It is a tough question that Pat Stogran, the retired colonel and soon-to-be former veterans ombudsman, insists Canadians ask themselves about the war in Afghanistan this week.
With combat operations slated to wind down next July - or possibly even next spring - Thursday could be the last war-time Remembrance Day for years to come.
Nov. 11, the date the Armistice took effect in 1918 to end the slaughter of the First World War, was originally meant as a day of reflection.
That kind of soul-searching should not be passed off lightly this year as the country makes the transition from war to self-imposed peace, Mr. Stogran said.
He said ordinary citizens and political leaders should think seriously about how and when they commit soldiers to war and ask themselves why Canada was in Afghanistan in the first place.
"We've paid a high price in terms of human sacrifice and is it all for naught?" Mr. Stogran said in a recent interview with The Canadian Press.
Mr. Stogran, who commanded the country's first battle group in Kandahar in 2002, said if the country has lost the will to fight, it should fold up the tents and not wait until the spring because any deaths from here on would be in vain.
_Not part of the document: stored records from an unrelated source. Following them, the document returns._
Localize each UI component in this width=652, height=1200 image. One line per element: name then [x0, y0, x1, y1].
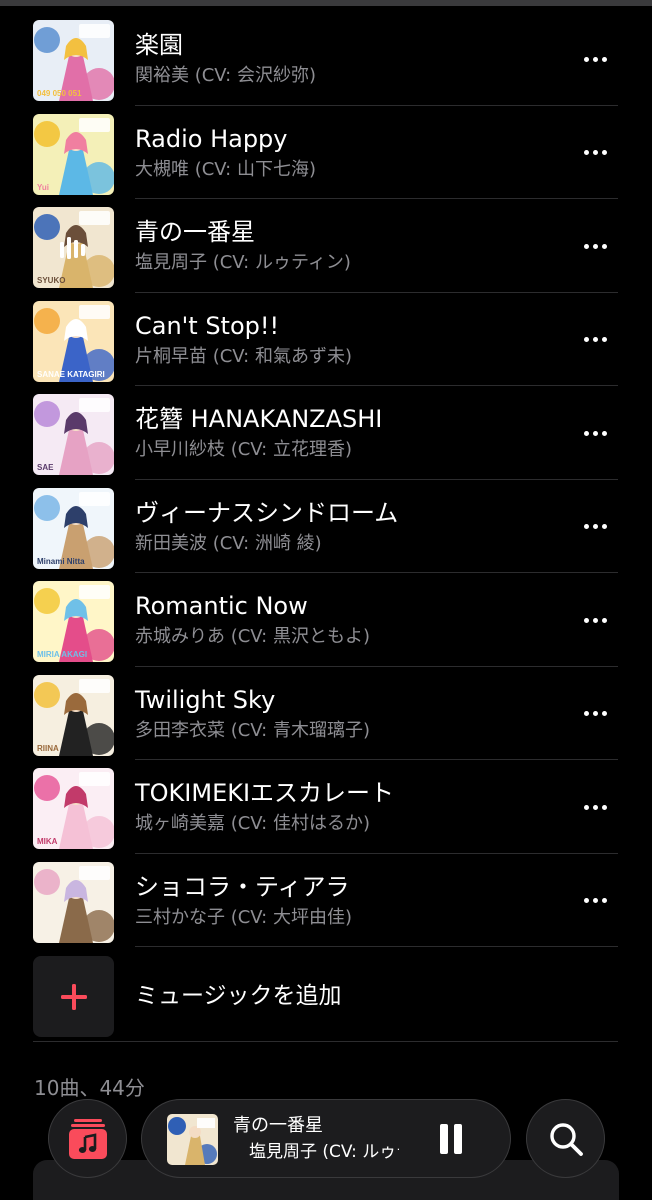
track-list: 049 050 051 楽園関裕美 (CV: 会沢紗弥) Yui Radio Happ…: [0, 12, 652, 947]
album-artwork: RIINA: [33, 674, 114, 756]
ellipsis-icon: [583, 617, 589, 623]
album-artwork: 049 050 051: [33, 20, 114, 101]
ellipsis-icon: [583, 150, 589, 155]
now-playing-icon: [33, 207, 114, 288]
track-title: ショコラ・ティアラ: [135, 872, 350, 901]
more-options-button[interactable]: [574, 512, 616, 542]
ellipsis-icon: [583, 524, 589, 529]
album-artwork: Yui: [33, 113, 114, 195]
plus-icon: [60, 983, 87, 1010]
track-artist: 大槻唯 (CV: 山下七海): [135, 158, 316, 180]
svg-text:049 050 051: 049 050 051: [37, 89, 82, 98]
ellipsis-icon: [583, 243, 589, 249]
track-artist: 塩見周子 (CV: ルゥティン): [135, 252, 351, 273]
track-title: ヴィーナスシンドローム: [135, 498, 399, 527]
track-title: Radio Happy: [135, 124, 288, 153]
track-artist: 三村かな子 (CV: 大坪由佳): [135, 906, 352, 928]
track-title: Romantic Now: [135, 592, 308, 620]
track-row[interactable]: SANAE KATAGIRI Can't Stop!! 片桐早苗 (CV: 和氣あず…: [0, 293, 652, 386]
more-options-button[interactable]: [574, 418, 616, 448]
album-artwork: Minami Nitta: [33, 487, 114, 569]
track-row[interactable]: 049 050 051 楽園関裕美 (CV: 会沢紗弥): [0, 12, 652, 106]
track-row[interactable]: MIRIA AKAGI Romantic Now 赤城みりあ (CV: 黒沢ともよ): [0, 573, 652, 667]
pause-button[interactable]: [434, 1122, 468, 1156]
track-title: Can't Stop!!: [135, 311, 280, 340]
svg-text:MIRIA AKAGI: MIRIA AKAGI: [37, 650, 87, 659]
search-button[interactable]: [526, 1099, 605, 1178]
track-artist: 小早川紗枝 (CV: 立花理香): [135, 439, 352, 460]
top-edge: [0, 0, 652, 6]
svg-text:RIINA: RIINA: [37, 744, 59, 753]
add-music-row[interactable]: ミュージックを追加: [0, 947, 652, 1042]
svg-text:SANAE KATAGIRI: SANAE KATAGIRI: [37, 370, 105, 379]
mini-player-artist: 塩見周子 (CV: ルゥティン): [249, 1142, 399, 1162]
divider: [33, 1041, 618, 1042]
svg-text:Yui: Yui: [37, 183, 49, 192]
track-artist: 赤城みりあ (CV: 黒沢ともよ): [135, 626, 370, 647]
mini-player-artwork: [167, 1114, 218, 1165]
album-artwork: MIKA: [33, 768, 114, 849]
track-title: 青の一番星: [135, 218, 255, 246]
track-artist: 片桐早苗 (CV: 和氣あず未): [135, 345, 352, 367]
search-icon: [549, 1122, 583, 1156]
track-row[interactable]: SAE 花簪 HANAKANZASHI 小早川紗枝 (CV: 立花理香): [0, 386, 652, 480]
album-artwork: MIRIA AKAGI: [33, 581, 114, 662]
album-artwork: SANAE KATAGIRI: [33, 300, 114, 382]
track-title: 楽園: [135, 31, 183, 59]
pause-icon: [440, 1124, 448, 1154]
album-artwork: SAE: [33, 394, 114, 475]
track-artist: 多田李衣菜 (CV: 青木瑠璃子): [135, 719, 370, 741]
more-options-button[interactable]: [574, 792, 616, 822]
more-options-button[interactable]: [574, 886, 616, 916]
svg-text:Minami Nitta: Minami Nitta: [37, 557, 85, 566]
album-artwork: [33, 861, 114, 943]
track-artist: 城ヶ崎美嘉 (CV: 佳村はるか): [135, 813, 370, 834]
ellipsis-icon: [583, 711, 589, 716]
svg-text:SAE: SAE: [37, 463, 54, 472]
ellipsis-icon: [583, 337, 589, 342]
album-artwork: SYUKO: [33, 207, 114, 288]
more-options-button[interactable]: [574, 44, 616, 74]
track-artist: 関裕美 (CV: 会沢紗弥): [135, 65, 316, 86]
library-button[interactable]: [48, 1099, 127, 1178]
track-row[interactable]: SYUKO 青の一番星塩見周子 (CV: ルゥティン): [0, 199, 652, 293]
svg-text:MIKA: MIKA: [37, 837, 58, 846]
track-row[interactable]: MIKA TOKIMEKIエスカレート城ヶ崎美嘉 (CV: 佳村はるか): [0, 760, 652, 854]
mini-player-title: 青の一番星: [233, 1115, 323, 1136]
music-library-icon: [68, 1118, 107, 1159]
add-music-tile[interactable]: [33, 956, 114, 1037]
track-row[interactable]: Minami Nitta ヴィーナスシンドローム新田美波 (CV: 洲崎 綾): [0, 480, 652, 573]
more-options-button[interactable]: [574, 605, 616, 635]
add-music-label: ミュージックを追加: [135, 983, 342, 1009]
ellipsis-icon: [583, 804, 589, 810]
more-options-button[interactable]: [574, 138, 616, 168]
track-title: 花簪 HANAKANZASHI: [135, 405, 383, 433]
ellipsis-icon: [583, 56, 589, 62]
playlist-summary: 10曲、44分: [34, 1076, 145, 1100]
mini-player[interactable]: 青の一番星 塩見周子 (CV: ルゥティン): [141, 1099, 511, 1178]
track-artist: 新田美波 (CV: 洲崎 綾): [135, 532, 322, 554]
track-title: Twilight Sky: [135, 685, 276, 714]
more-options-button[interactable]: [574, 231, 616, 261]
track-row[interactable]: ショコラ・ティアラ三村かな子 (CV: 大坪由佳): [0, 854, 652, 947]
track-title: TOKIMEKIエスカレート: [135, 779, 395, 807]
more-options-button[interactable]: [574, 699, 616, 729]
track-row[interactable]: RIINA Twilight Sky 多田李衣菜 (CV: 青木瑠璃子): [0, 667, 652, 760]
more-options-button[interactable]: [574, 325, 616, 355]
track-row[interactable]: Yui Radio Happy 大槻唯 (CV: 山下七海): [0, 106, 652, 199]
ellipsis-icon: [583, 430, 589, 436]
ellipsis-icon: [583, 898, 589, 903]
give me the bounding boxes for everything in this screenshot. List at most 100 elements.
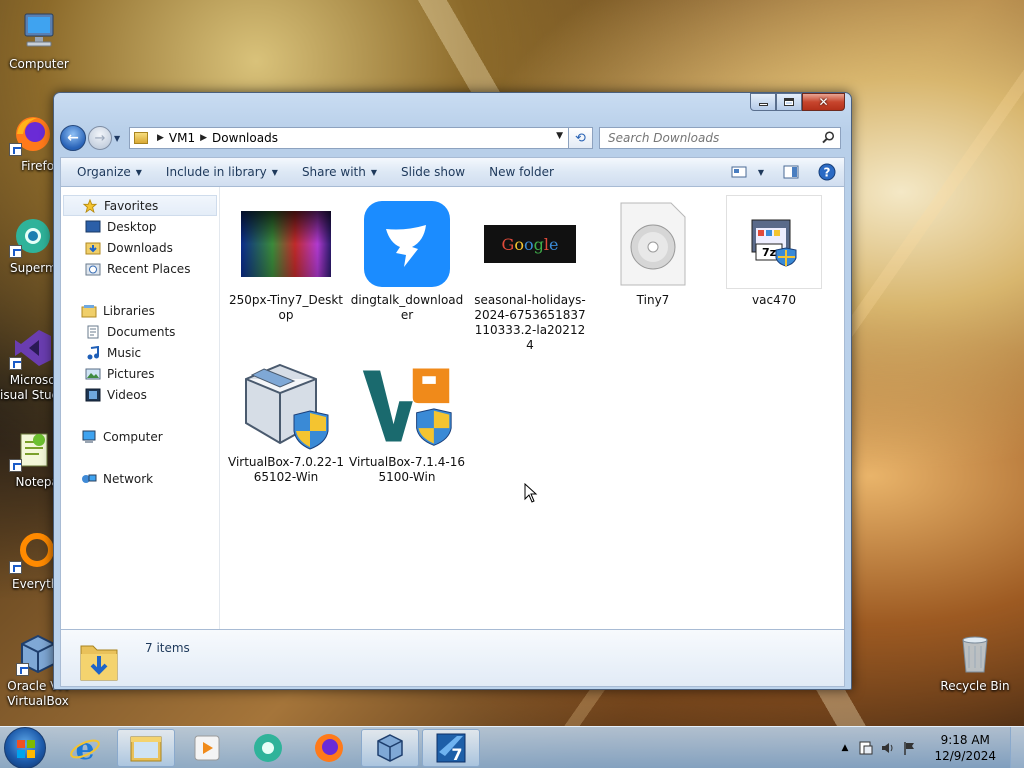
virtualbox-installer-icon <box>245 363 329 450</box>
image-thumbnail-icon <box>241 211 331 277</box>
nav-label: Downloads <box>107 240 173 255</box>
flag-icon[interactable] <box>902 740 918 756</box>
new-folder-label: New folder <box>489 165 554 179</box>
shortcut-arrow-icon <box>9 357 22 370</box>
slide-show-button[interactable]: Slide show <box>389 158 477 186</box>
downloads-folder-icon <box>85 242 101 254</box>
nav-desktop[interactable]: Desktop <box>61 216 219 237</box>
recent-pages-dropdown[interactable]: ▼ <box>114 134 124 143</box>
nav-pictures[interactable]: Pictures <box>61 363 219 384</box>
shortcut-arrow-icon <box>16 663 29 676</box>
nav-label: Documents <box>107 324 176 339</box>
disc-image-icon <box>620 202 686 286</box>
nav-favorites[interactable]: Favorites <box>63 195 217 216</box>
nav-label: Desktop <box>107 219 157 234</box>
details-pane: 7 items <box>60 629 845 687</box>
file-name: VirtualBox-7.1.4-165100-Win <box>349 455 465 484</box>
forward-arrow-icon: → <box>94 130 106 146</box>
svg-text:?: ? <box>824 166 831 180</box>
back-button[interactable]: ← <box>60 125 86 151</box>
taskbar-explorer[interactable] <box>117 728 175 767</box>
file-item[interactable]: VirtualBox-7.0.22-165102-Win <box>227 361 345 485</box>
taskbar-media-player[interactable] <box>178 729 236 767</box>
nav-network[interactable]: Network <box>61 468 219 489</box>
address-dropdown-icon[interactable]: ▼ <box>556 131 563 141</box>
file-item[interactable]: VirtualBox-7.1.4-165100-Win <box>348 361 466 485</box>
show-desktop-button[interactable] <box>1010 727 1024 768</box>
share-with-menu[interactable]: Share with ▼ <box>290 158 389 186</box>
refresh-icon: ⟲ <box>575 130 586 146</box>
change-view-button[interactable] <box>730 163 748 181</box>
slide-show-label: Slide show <box>401 165 466 179</box>
breadcrumb-downloads[interactable]: Downloads <box>212 131 278 145</box>
volume-icon[interactable] <box>880 740 896 756</box>
view-dropdown-icon[interactable]: ▼ <box>758 168 764 177</box>
taskbar-virtualbox[interactable] <box>361 728 419 767</box>
preview-pane-button[interactable] <box>782 163 800 181</box>
search-icon[interactable] <box>822 131 835 144</box>
firefox-icon <box>315 733 343 762</box>
forward-button[interactable]: → <box>88 126 112 150</box>
caption-buttons: ✕ <box>750 93 845 111</box>
share-with-label: Share with <box>301 165 366 179</box>
file-name: VirtualBox-7.0.22-165102-Win <box>228 455 344 484</box>
view-icon <box>731 166 747 178</box>
documents-icon <box>87 325 99 338</box>
nav-libraries[interactable]: Libraries <box>61 300 219 321</box>
maximize-button[interactable] <box>776 93 802 111</box>
nav-documents[interactable]: Documents <box>61 321 219 342</box>
organize-menu[interactable]: Organize ▼ <box>61 158 154 186</box>
taskbar-internet-explorer[interactable]: e <box>56 729 114 767</box>
file-name: Tiny7 <box>636 293 670 307</box>
new-folder-button[interactable]: New folder <box>477 158 566 186</box>
close-button[interactable]: ✕ <box>802 93 845 111</box>
file-item[interactable]: 7z vac470 <box>715 195 833 308</box>
include-in-library-menu[interactable]: Include in library ▼ <box>154 158 290 186</box>
minimize-button[interactable] <box>750 93 776 111</box>
shortcut-arrow-icon <box>9 143 22 156</box>
breadcrumb-vm1[interactable]: VM1 <box>169 131 195 145</box>
shortcut-arrow-icon <box>9 561 22 574</box>
nav-recent-places[interactable]: Recent Places <box>61 258 219 279</box>
file-name: seasonal-holidays-2024-6753651837110333.… <box>474 293 586 352</box>
breadcrumb-separator-icon[interactable]: ▶ <box>200 133 207 143</box>
google-doodle-thumbnail-icon: Google <box>484 225 576 263</box>
start-button[interactable] <box>4 726 46 768</box>
desktop-icon-recycle-bin[interactable]: Recycle Bin <box>936 632 1014 694</box>
svg-text:7z: 7z <box>762 246 776 259</box>
file-item[interactable]: Google seasonal-holidays-2024-6753651837… <box>471 199 589 353</box>
file-item[interactable]: dingtalk_downloader <box>348 199 466 323</box>
close-icon: ✕ <box>818 95 829 109</box>
refresh-button[interactable]: ⟲ <box>569 127 593 149</box>
explorer-window: ✕ ← → ▼ ▶ VM1 ▶ Downloads ▼ ⟲ Organize ▼ … <box>53 92 852 690</box>
downloads-folder-icon <box>79 638 119 681</box>
address-bar[interactable]: ▶ VM1 ▶ Downloads ▼ <box>129 127 569 149</box>
file-item[interactable]: Tiny7 <box>594 199 712 308</box>
taskbar-supermium[interactable] <box>239 729 297 767</box>
nav-videos[interactable]: Videos <box>61 384 219 405</box>
search-input[interactable] <box>608 131 808 145</box>
nav-downloads[interactable]: Downloads <box>61 237 219 258</box>
search-box[interactable] <box>599 127 841 149</box>
breadcrumb-separator-icon[interactable]: ▶ <box>157 133 164 143</box>
chevron-down-icon: ▼ <box>271 167 278 177</box>
supermium-icon <box>254 733 282 762</box>
clock[interactable]: 9:18 AM 12/9/2024 <box>934 732 996 764</box>
libraries-icon <box>81 304 97 317</box>
file-item[interactable]: 250px-Tiny7_Desktop <box>227 199 345 323</box>
music-icon <box>87 345 99 359</box>
desktop-icon-computer[interactable]: Computer <box>0 10 78 72</box>
navigation-pane: Favorites Desktop Downloads Recent Place… <box>61 187 220 629</box>
computer-icon <box>82 430 96 443</box>
desktop-icon-label: Recycle Bin <box>940 679 1010 693</box>
minimize-icon <box>758 103 768 106</box>
taskbar-firefox[interactable] <box>300 729 358 767</box>
preview-pane-icon <box>783 165 799 179</box>
shortcut-arrow-icon <box>9 245 22 258</box>
taskbar-tiny7[interactable]: 7 <box>422 728 480 767</box>
action-center-icon[interactable] <box>858 740 874 756</box>
help-button[interactable]: ? <box>818 163 836 181</box>
nav-music[interactable]: Music <box>61 342 219 363</box>
nav-computer[interactable]: Computer <box>61 426 219 447</box>
show-hidden-icons-icon[interactable]: ▲ <box>842 743 849 753</box>
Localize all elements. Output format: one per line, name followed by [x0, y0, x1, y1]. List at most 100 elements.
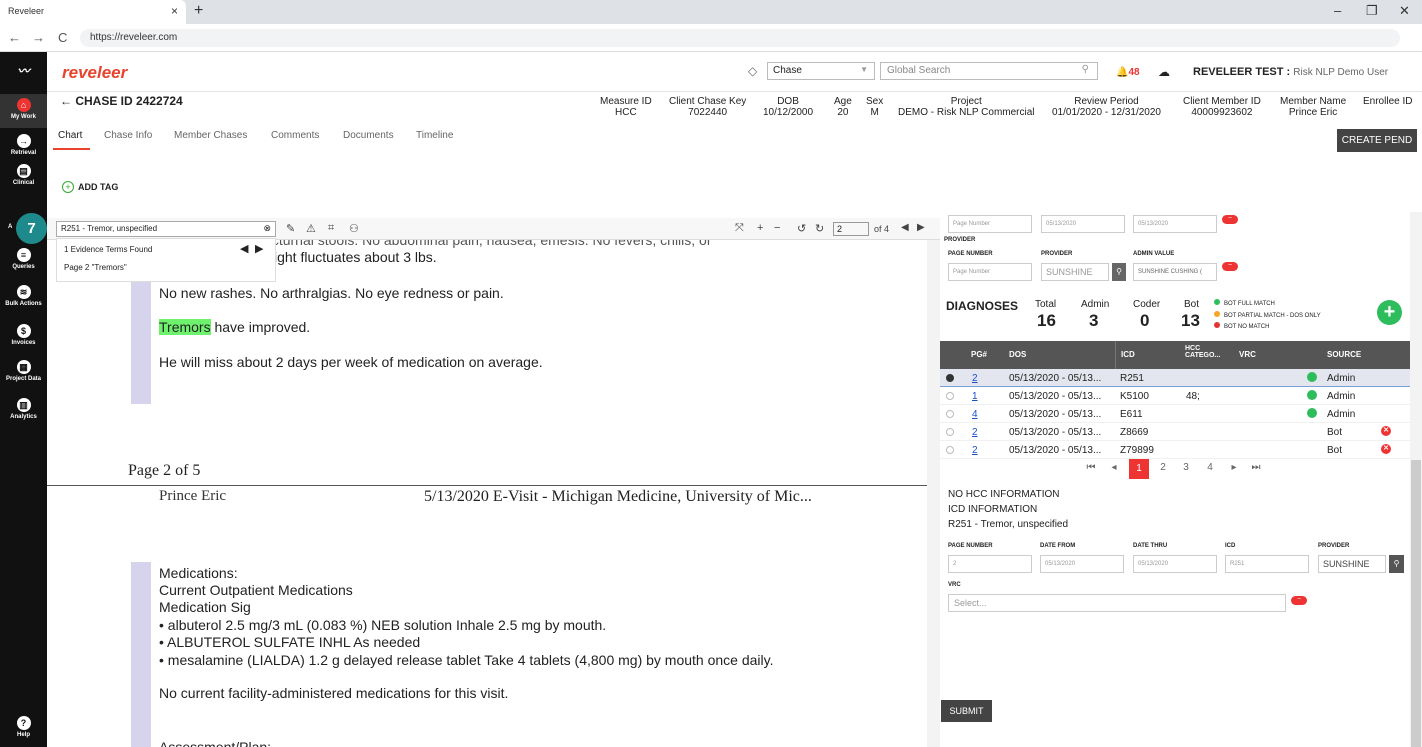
nav-invoices[interactable]: $ Invoices — [0, 324, 47, 346]
rotate-right-icon[interactable]: ↻ — [815, 222, 824, 235]
alerts-button[interactable]: 🔔48 — [1116, 67, 1140, 78]
document-scrollbar[interactable] — [927, 240, 940, 747]
evidence-term-input[interactable]: R251 - Tremor, unspecified ⊗ — [56, 221, 276, 237]
tab-documents[interactable]: Documents — [343, 130, 394, 141]
admin-value-input[interactable]: SUNSHINE CUSHING ( — [1133, 263, 1217, 281]
col-hcc[interactable]: HCC CATEGO... — [1185, 345, 1223, 359]
tab-chase-info[interactable]: Chase Info — [104, 130, 152, 141]
pencil-icon[interactable]: ✎ — [286, 222, 295, 235]
create-pend-button[interactable]: CREATE PEND — [1337, 129, 1417, 152]
nav-bulk-actions[interactable]: ≋ Bulk Actions — [0, 285, 47, 307]
nav-project-data[interactable]: ▦ Project Data — [0, 360, 47, 382]
table-row[interactable]: 4 05/13/2020 - 05/13... E611 Admin — [940, 405, 1410, 423]
panel-scroll-thumb[interactable] — [1411, 460, 1421, 747]
detail-provider-select[interactable]: SUNSHINE — [1318, 555, 1386, 573]
col-source[interactable]: SOURCE — [1327, 350, 1361, 359]
table-row[interactable]: 2 05/13/2020 - 05/13... Z79899 Bot ✕ — [940, 441, 1410, 459]
forward-icon[interactable]: → — [32, 30, 45, 45]
pg-link[interactable]: 2 — [972, 373, 978, 384]
reveleer-logo[interactable]: reveleer — [62, 63, 127, 83]
clear-icon[interactable]: ⊗ — [263, 223, 271, 234]
provider-select[interactable]: SUNSHINE — [1041, 263, 1109, 281]
page-3-button[interactable]: 3 — [1176, 462, 1196, 473]
tab-timeline[interactable]: Timeline — [416, 130, 453, 141]
remove-button[interactable]: − — [1222, 215, 1238, 224]
zoom-out-icon[interactable]: − — [774, 222, 780, 234]
detail-icd-input[interactable]: R251 — [1225, 555, 1309, 573]
next-page-icon[interactable]: ▶ — [917, 222, 925, 233]
provider-page-input[interactable]: Page Number — [948, 263, 1032, 281]
nav-my-work[interactable]: ⌂ My Work — [0, 94, 47, 128]
chase-select[interactable]: Chase ▼ — [767, 62, 875, 80]
user-info[interactable]: REVELEER TEST : Risk NLP Demo User — [1193, 66, 1388, 78]
provider-search-icon[interactable]: ⚲ — [1112, 263, 1126, 281]
submit-button[interactable]: SUBMIT — [941, 700, 992, 722]
close-tab-icon[interactable]: × — [171, 4, 178, 18]
row-radio[interactable] — [946, 428, 954, 436]
detail-date-from-input[interactable]: 05/13/2020 — [1040, 555, 1124, 573]
minimize-icon[interactable]: – — [1334, 3, 1341, 18]
cloud-icon[interactable]: ☁ — [1158, 65, 1170, 79]
table-row[interactable]: 1 05/13/2020 - 05/13... K5100 48; Admin — [940, 387, 1410, 405]
browser-tab[interactable]: Reveleer × — [0, 0, 186, 24]
row-radio[interactable] — [946, 392, 954, 400]
add-tag-button[interactable]: + ADD TAG — [62, 181, 118, 193]
warning-icon[interactable]: ⚠ — [306, 222, 316, 235]
pg-link[interactable]: 4 — [972, 409, 978, 420]
new-tab-icon[interactable]: + — [194, 2, 203, 20]
close-window-icon[interactable]: ✕ — [1399, 3, 1410, 19]
evidence-highlight[interactable]: Tremors — [159, 319, 211, 335]
url-field[interactable]: https://reveleer.com — [80, 29, 1400, 47]
pg-link[interactable]: 2 — [972, 445, 978, 456]
page-2-button[interactable]: 2 — [1153, 462, 1173, 473]
col-icd[interactable]: ICD — [1121, 350, 1135, 359]
evidence-hit-link[interactable]: Page 2 "Tremors" — [64, 263, 127, 272]
page-number-input[interactable]: Page Number — [948, 215, 1032, 233]
tab-member-chases[interactable]: Member Chases — [174, 130, 247, 141]
page-number-input[interactable]: 2 — [833, 222, 869, 236]
row-radio[interactable] — [946, 410, 954, 418]
stamp-icon[interactable]: ⚇ — [349, 222, 359, 235]
fit-icon[interactable]: ⤧ — [735, 222, 744, 235]
nav-retrieval[interactable]: → Retrieval — [0, 134, 47, 156]
table-row[interactable]: 2 05/13/2020 - 05/13... R251 Admin — [940, 369, 1410, 387]
back-arrow-icon[interactable]: ← — [60, 94, 75, 108]
first-page-icon[interactable]: ⏮ — [1081, 462, 1101, 473]
crop-icon[interactable]: ⌗ — [328, 222, 334, 235]
prev-term-icon[interactable]: ◀ — [240, 242, 248, 255]
col-vrc[interactable]: VRC — [1239, 350, 1256, 359]
document-viewer[interactable]: in the stool. No nocturnal stools. No ab… — [47, 240, 927, 747]
row-radio[interactable] — [946, 374, 954, 382]
delete-row-icon[interactable]: ✕ — [1381, 444, 1391, 454]
prev-page-icon[interactable]: ◀ — [901, 222, 909, 233]
remove-button[interactable]: − — [1222, 262, 1238, 271]
row-radio[interactable] — [946, 446, 954, 454]
date-from-input[interactable]: 05/13/2020 — [1041, 215, 1125, 233]
rotate-left-icon[interactable]: ↺ — [797, 222, 806, 235]
next-page-icon[interactable]: ▸ — [1224, 462, 1244, 473]
detail-page-input[interactable]: 2 — [948, 555, 1032, 573]
restore-icon[interactable]: ❐ — [1366, 3, 1378, 19]
app-menu-icon[interactable]: 〰 — [0, 62, 47, 79]
delete-row-icon[interactable]: ✕ — [1381, 426, 1391, 436]
nav-analytics[interactable]: ▥ Analytics — [0, 398, 47, 420]
pg-link[interactable]: 1 — [972, 391, 978, 402]
detail-provider-search-icon[interactable]: ⚲ — [1389, 555, 1404, 573]
tab-chart[interactable]: Chart — [58, 130, 82, 141]
page-1-button[interactable]: 1 — [1129, 459, 1149, 479]
remove-vrc-button[interactable]: − — [1291, 596, 1307, 605]
vrc-select[interactable]: Select... — [948, 594, 1286, 612]
back-icon[interactable]: ← — [8, 30, 21, 45]
add-diagnosis-button[interactable]: + — [1377, 300, 1402, 325]
col-dos[interactable]: DOS — [1009, 350, 1026, 359]
nav-queries[interactable]: ≡ Queries — [0, 248, 47, 270]
col-pg[interactable]: PG# — [971, 350, 987, 359]
last-page-icon[interactable]: ⏭ — [1246, 462, 1266, 473]
tab-comments[interactable]: Comments — [271, 130, 319, 141]
pg-link[interactable]: 2 — [972, 427, 978, 438]
page-4-button[interactable]: 4 — [1200, 462, 1220, 473]
zoom-in-icon[interactable]: + — [757, 222, 763, 234]
date-thru-input[interactable]: 05/13/2020 — [1133, 215, 1217, 233]
nav-help[interactable]: ? Help — [0, 716, 47, 738]
global-search-input[interactable]: Global Search ⚲ — [880, 62, 1098, 80]
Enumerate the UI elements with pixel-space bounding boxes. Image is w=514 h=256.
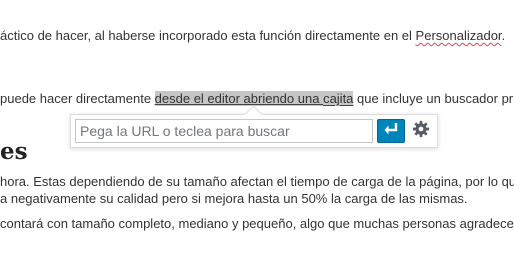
line-1-end: . [501,28,506,43]
paragraph-line-5: contará con tamaño completo, mediano y p… [0,216,514,231]
selected-misspelled-word: cajita [323,91,354,106]
link-settings-button[interactable] [409,120,433,142]
misspelled-word: Personalizador [415,28,502,43]
paragraph-line-4: a negativamente su calidad pero si mejor… [0,191,468,206]
paragraph-line-3: hora. Estas dependiendo de su tamaño afe… [0,174,514,189]
enter-arrow-icon [383,122,399,141]
paragraph-line-2: puede hacer directamente desde el editor… [0,91,513,107]
apply-link-button[interactable] [377,119,405,143]
selected-text: desde el editor abriendo una [154,91,324,106]
section-heading: es [0,138,28,165]
link-url-input[interactable] [75,119,373,143]
link-insert-popover [70,105,438,148]
paragraph-line-1: áctico de hacer, al haberse incorporado … [0,28,505,44]
line-1-text: áctico de hacer, al haberse incorporado … [0,28,416,43]
line-2-text: puede hacer directamente [0,91,155,106]
gear-icon [412,120,430,143]
line-2-end: que incluye un buscador pr [353,91,514,106]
"Let's pull out now. Why should we have one more person die if we're not committed to the long-term?"
Mr. Stogran was in command when four Canadian soldiers were killed and eight others wounded in a friendly fire attack in April 2002. It haunted him every day for years, he said.
The Harper government is on track to meet its deadline of pulling the army out of combat by next summer, with all equipment brought home by the end of 2011.
An increasing number of military families, including some of the 152 soldiers who have been killed, are asking the same question as Mr. Stogran.
The government has been mute on its reasons and plans for dropping out of the war, other than to say it respects the parliamentary motion to end combat operations and withdraw from Kandahar.
The motion left open the door for further involvement elsewhere in Afghanistan after 2011, but Prime Minister Stephen Harper slammed the door shut on that in 2008 when he declared all troops were coming home.
The opposition Liberals and the Senate have argued for some kind of meaningful military role, such as training the fledgling Afghan military force.
The army is acutely aware of finding meaning for the struggle.
The narrative most often heard around the mess halls is that Canada held the fort in Kandahar until the Americans could arrive. But even that is thin for soldiers who've been there and bled.
In his order laying down the markers for the withdrawal, the general in charge of Canada's overseas command paid special attention to legacy.
"It is critical the legacy of our soldiers, sailors and aircrew be protected and built upon," wrote Lieutenant-General Marc Lessard, in a copy of the order obtained by The Canadian Press under access to information laws.
A parade of cabinet ministers have said the country will remain engaged with diplomacy and development, but Mr. Stogran said he's seen no evidence of it.
"If it's not worth that kind of diplomatic effort, if it's just about whether we have boots on the ground to serve as witnesses, hostages or victims, then let's bring them back now," he said.
In some respects, Mr. Stogran is the embodiment of the failed hopes and politics that went in to the war.
A soldier used as a poster boy for the old Canadian Alliance party pamphlets, he was appointed the country's first veterans ombudsman three years ago.
He said he discovered that many promises to help veterans were hollow, and when he spoke up he was shut out and marginalized by the government.
Mr. Stogran, who suffers from post-traumatic stress disorder, was written off by the Conservatives after a couple of angry closed-door meeting with both the present veterans affairs minister, Jean-Pierre Blackburn, and his predecessor, Greg Thompson.
Mr. Stogran will be replaced Thursday by Guy Parent, a former chief warrant officer for the Canadian Forces.
Regardless of his future, Mr. Stogran said the government will have to explain what the war was all about to not only families of the dead, but also the wounded who will show up at future Remembrance Day services.